Riyazus Salihin, 1891 Nolu Hadis
Ebû Saîd el-Hudrî radıyallahu anh’den rivayet edildiğine göre Resûl-i Ekrem sallallahu aleyhi ve sellem şöyle buyurdu:
“Cennetlikler, kendilerinden yüksekteki köşklerde oturanları, aralarındaki derece farkı sebebiyle, sizin sabaha karşı doğu veya batı tarafında, gökyüzünün uzak bir noktasında batmak üzere olan parlak ve iri bir yıldızı gördüğünüz gibi göreceklerdir.” Bunun üzerine ashâb-ı kirâm:Yâ Resûlallah! O yerler, peygamberlere ait ve başkalarının ulaşamayacağı köşkler olmalıdır, dediler. Resûl-i Ekrem şöyle buyurdu:

 

“Evet, öyledir. Canımı kudretiyle elinde tutan Allah’a yemin ederim ki, o yerler, Allah’a iman edip peygamberlere bütün benlikleriyle inanan kimselerin de yurtlarıdır.”
(Buhârî, Bed’ü’l-halk 8; Müslim, Cennet 11

Riyazus Salihin, 1303 Nolu Hadis
Ebû Hureyre radıyallahu anh’den rivayet edildiğine göre, Resûlullah sallallahu aleyhi ve sellem şöyle buyurdu:
“Allah yolunda cihad edenler için Allah Taâlâ cennette yüz derece hazırlamıştır. Her derecenin arası yerle gök arası kadardır.”
(Buhârî, Cihâd 4, Tevhîd 22. Ayrıca bk. Nesâî, Cihâd 18)

 

وَلِكُلٍّ دَرَجَاتٌ مِمَّا عَمِلُواۜ


İsim cümlesidir.  وَ  atıf harfidir.  لِكُلٍّ  car mecruru  mahzuf mukaddem habere müteallıktır.  دَرَجَاتٌ  muahhar mübtedadır.
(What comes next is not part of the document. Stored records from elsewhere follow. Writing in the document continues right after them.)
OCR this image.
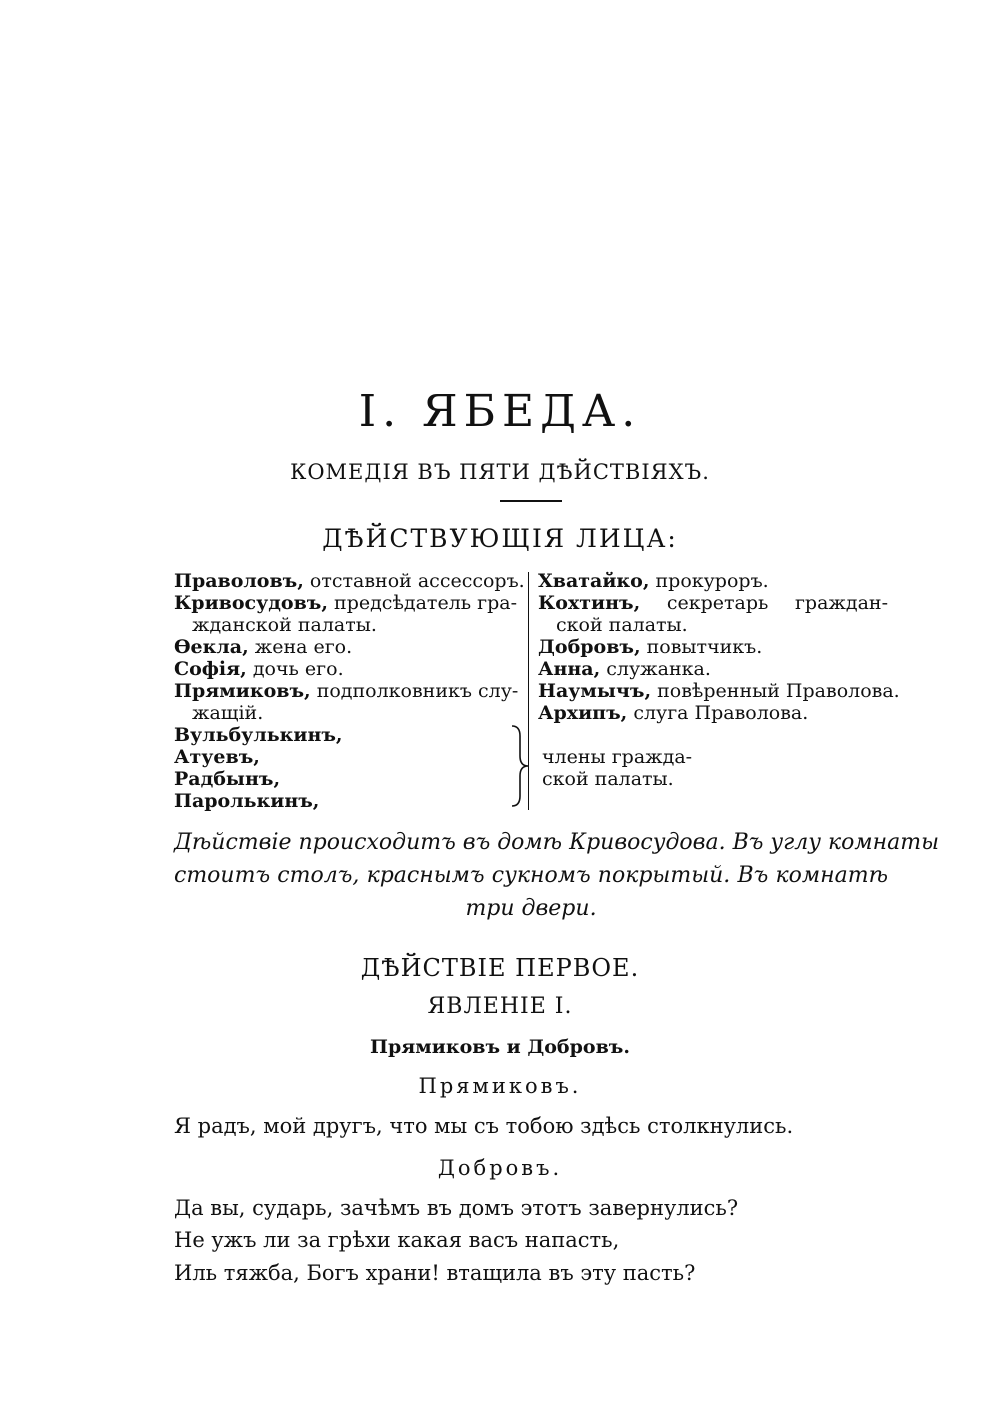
I. ЯБЕДА.
КОМЕДІЯ ВЪ ПЯТИ ДѢЙСТВІЯХЪ.
ДѢЙСТВУЮЩІЯ ЛИЦА:
Праволовъ, отставной ассессоръ.
Кривосудовъ, предсѣдатель гра-
жданской палаты.
Ѳекла, жена его.
Софія, дочь его.
Прямиковъ, подполковникъ слу-
жащій.
Вульбулькинъ,
Атуевъ,
Радбынъ,
Паролькинъ,
члены гражда-
ской палаты.
Хватайко, прокуроръ.
Кохтинъ, секретарь граждан-
ской палаты.
Добровъ, повытчикъ.
Анна, служанка.
Наумычъ, повѣренный Праволова.
Архипъ, слуга Праволова.
Дѣйствіе происходитъ въ домѣ Кривосудова. Въ углу комнаты
стоитъ столъ, краснымъ сукномъ покрытый. Въ комнатѣ
три двери.
ДѢЙСТВІЕ ПЕРВОЕ.
ЯВЛЕНІЕ I.
Прямиковъ и Добровъ.
Прямиковъ.
Я радъ, мой другъ, что мы съ тобою здѣсь столкнулись.
Добровъ.
Да вы, сударь, зачѣмъ въ домъ этотъ завернулись?
Не ужъ ли за грѣхи какая васъ напасть,
Иль тяжба, Богъ храни! втащила въ эту пасть?
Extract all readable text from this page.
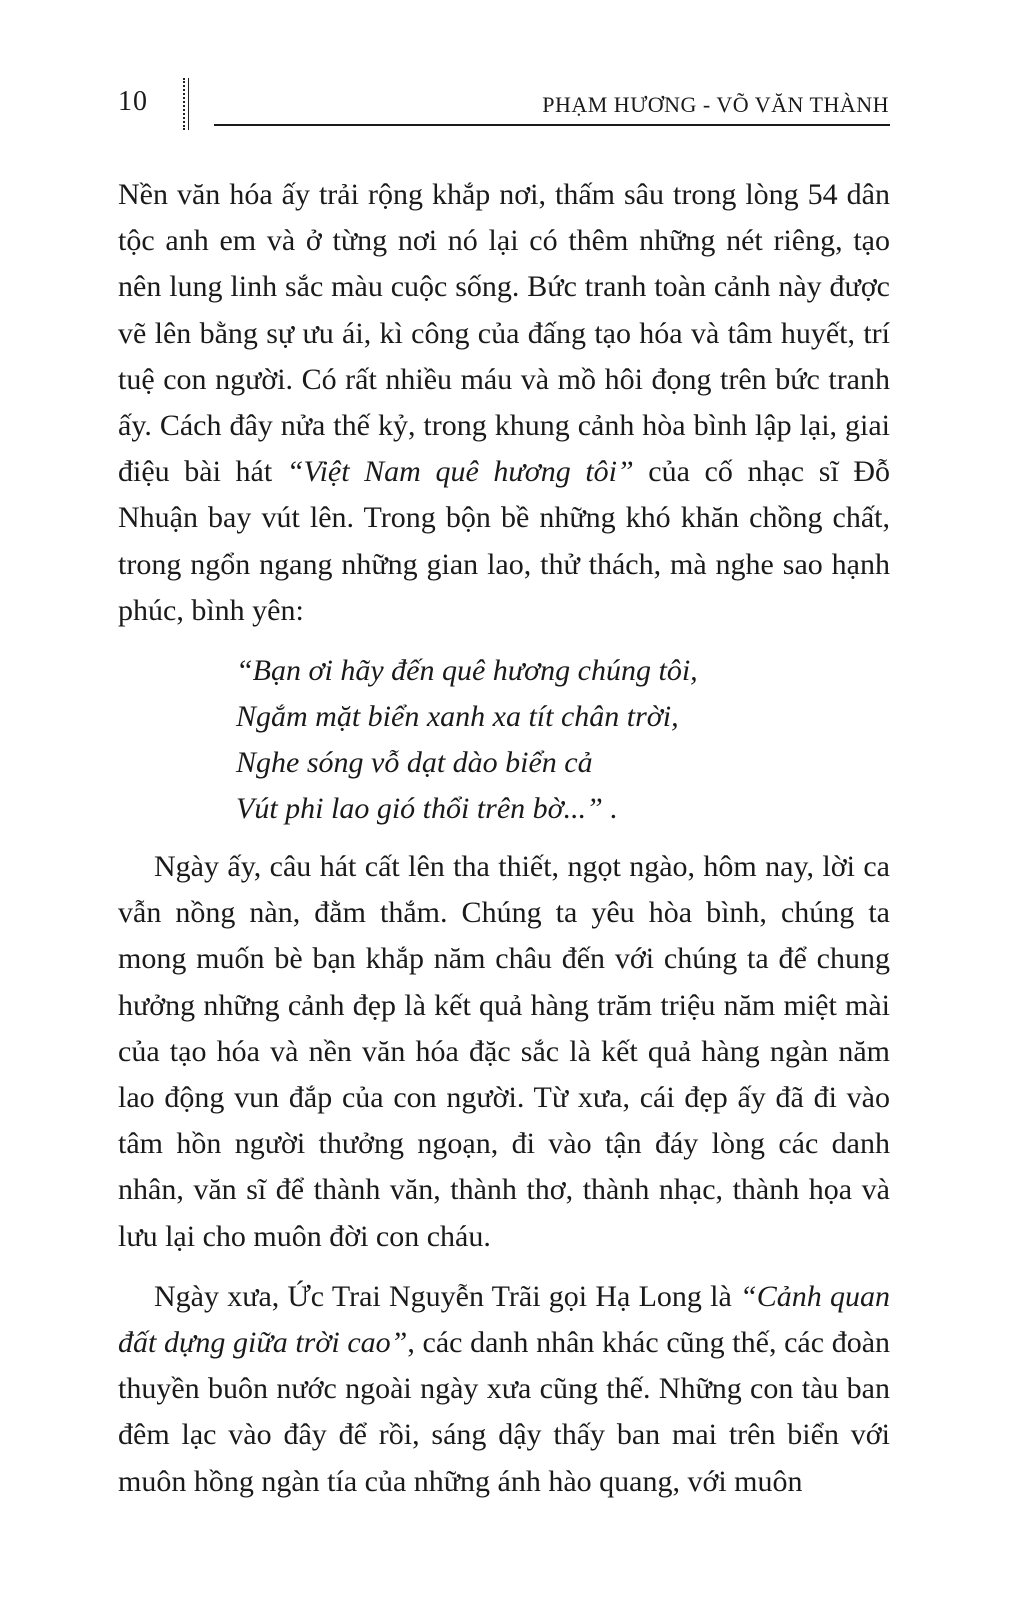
10	PHẠM HƯƠNG - VÕ VĂN THÀNH

Nền văn hóa ấy trải rộng khắp nơi, thấm sâu trong lòng 54 dân tộc anh em và ở từng nơi nó lại có thêm những nét riêng, tạo nên lung linh sắc màu cuộc sống. Bức tranh toàn cảnh này được vẽ lên bằng sự ưu ái, kì công của đấng tạo hóa và tâm huyết, trí tuệ con người. Có rất nhiều máu và mồ hôi đọng trên bức tranh ấy. Cách đây nửa thế kỷ, trong khung cảnh hòa bình lập lại, giai điệu bài hát “Việt Nam quê hương tôi” của cố nhạc sĩ Đỗ Nhuận bay vút lên. Trong bộn bề những khó khăn chồng chất, trong ngổn ngang những gian lao, thử thách, mà nghe sao hạnh phúc, bình yên:

“Bạn ơi hãy đến quê hương chúng tôi,
Ngắm mặt biển xanh xa tít chân trời,
Nghe sóng vỗ dạt dào biển cả
Vút phi lao gió thổi trên bờ...” .

Ngày ấy, câu hát cất lên tha thiết, ngọt ngào, hôm nay, lời ca vẫn nồng nàn, đằm thắm. Chúng ta yêu hòa bình, chúng ta mong muốn bè bạn khắp năm châu đến với chúng ta để chung hưởng những cảnh đẹp là kết quả hàng trăm triệu năm miệt mài của tạo hóa và nền văn hóa đặc sắc là kết quả hàng ngàn năm lao động vun đắp của con người. Từ xưa, cái đẹp ấy đã đi vào tâm hồn người thưởng ngoạn, đi vào tận đáy lòng các danh nhân, văn sĩ để thành văn, thành thơ, thành nhạc, thành họa và lưu lại cho muôn đời con cháu.

Ngày xưa, Ức Trai Nguyễn Trãi gọi Hạ Long là “Cảnh quan đất dựng giữa trời cao”, các danh nhân khác cũng thế, các đoàn thuyền buôn nước ngoài ngày xưa cũng thế. Những con tàu ban đêm lạc vào đây để rồi, sáng dậy thấy ban mai trên biển với muôn hồng ngàn tía của những ánh hào quang, với muôn
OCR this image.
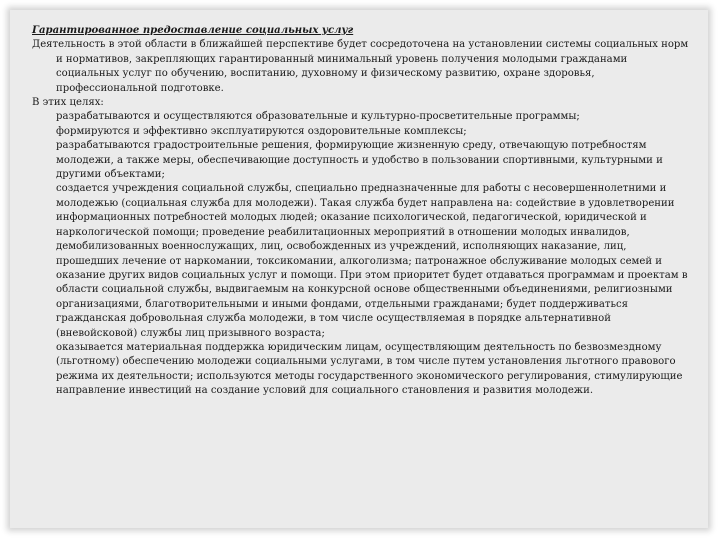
Гарантированное предоставление социальных услуг

Деятельность в этой области в ближайшей перспективе будет сосредоточена на установлении системы социальных норм и нормативов, закрепляющих гарантированный минимальный уровень получения молодыми гражданами социальных услуг по обучению, воспитанию, духовному и физическому развитию, охране здоровья, профессиональной подготовке.

В этих целях:

разрабатываются и осуществляются образовательные и культурно-просветительные программы;
формируются и эффективно эксплуатируются оздоровительные комплексы;
разрабатываются градостроительные решения, формирующие жизненную среду, отвечающую потребностям молодежи, а также меры, обеспечивающие доступность и удобство в пользовании спортивными, культурными и другими объектами;
создается учреждения социальной службы, специально предназначенные для работы с несовершеннолетними и молодежью (социальная служба для молодежи). Такая служба будет направлена на: содействие в удовлетворении информационных потребностей молодых людей; оказание психологической, педагогической, юридической и наркологической помощи; проведение реабилитационных мероприятий в отношении молодых инвалидов, демобилизованных военнослужащих, лиц, освобожденных из учреждений, исполняющих наказание, лиц, прошедших лечение от наркомании, токсикомании, алкоголизма; патронажное обслуживание молодых семей и оказание других видов социальных услуг и помощи. При этом приоритет будет отдаваться программам и проектам в области социальной службы, выдвигаемым на конкурсной основе общественными объединениями, религиозными организациями, благотворительными и иными фондами, отдельными гражданами; будет поддерживаться гражданская добровольная служба молодежи, в том числе осуществляемая в порядке альтернативной (вневойсковой) службы лиц призывного возраста;
оказывается материальная поддержка юридическим лицам, осуществляющим деятельность по безвозмездному (льготному) обеспечению молодежи социальными услугами, в том числе путем установления льготного правового режима их деятельности; используются методы государственного экономического регулирования, стимулирующие направление инвестиций на создание условий для социального становления и развития молодежи.
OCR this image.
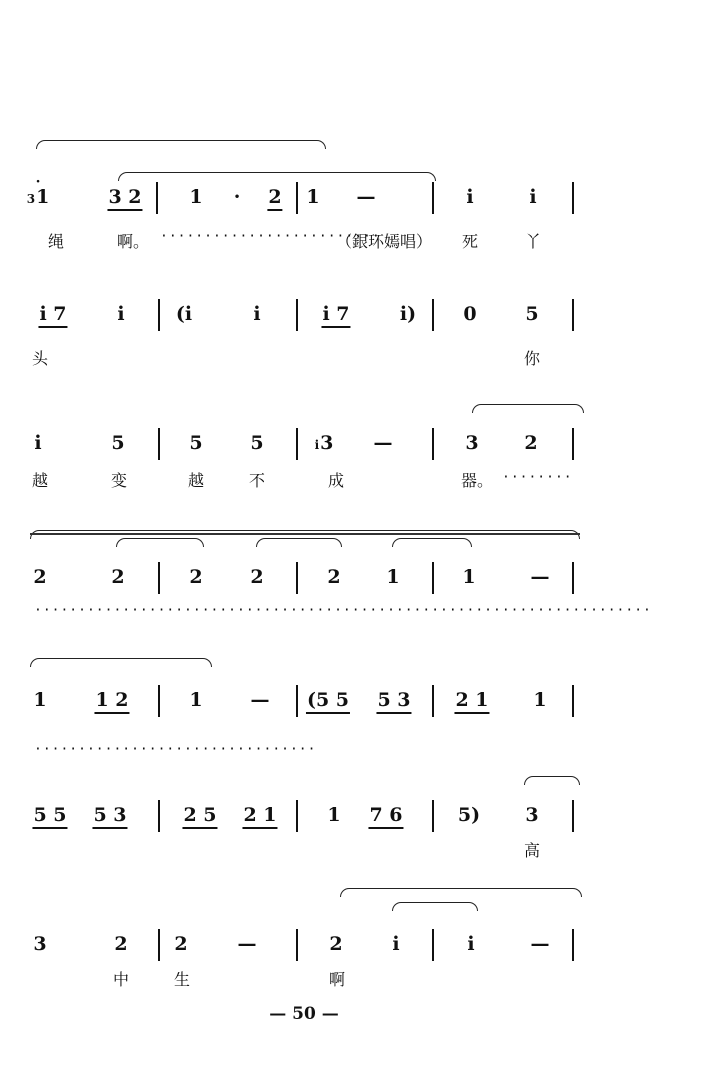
31
·
3 2	1 · 2 1 —	i	i
绳	啊。	（銀环嫣唱） 死	丫
·························
i 7	i	(i	i	i 7	i) 0	5
头	你
i	5	5	5	i3 —	3 2
越	变	越	不	成	器。 ········
2	2	2	2	2 1	1	—
······································································
1	1 2	1	— (5 5 5 3 2 1 1
································
5 5 5 3	2 5 2 1	1 7 6	5) 3
高
3	2 2	—	2	i	i	—
中	生	啊
— 50 —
مَا  ve masdar-ı müevvel,  مِنْ  harf-i ceriyle birlikte  دَرَجَاتٌ ‘un mahzuf sıfatına müteallıktır.

عَمِلُوا  damme üzere mebni mazi fiildir. Zamir olan çoğul  و ’ı fail olup mahallen merfûdur.

 

 وَمَا رَبُّكَ بِغَافِلٍ عَمَّا يَعْمَلُونَ

 

وَ  atıf harfidir.  مَا  nefy harfi olup  لَيْسَ  gibi amel etmiştir.  رَبُّكَ  lafzı,  مَا ’nın ismi olup lafzen merfûdur.

Muttasıl zamir  كَ  muzâfun ileyh olarak mahallen mecrurdur.  بِغَافِلٍ ’deki  بِ  harfi zaiddir.  غَافِلٍ  lafzen mecrur mahallen  مَا ’nın haberi olarak mansubtur. 

مَا  müşterek ism-i mevsûlu,  عَنْ  harf-i ceriyle birlikte  يَعْمَلُونَ  fiiline müteallıktır. İsm-i mevsûlun sılası  يَعْمَلُونَ ‘dir.  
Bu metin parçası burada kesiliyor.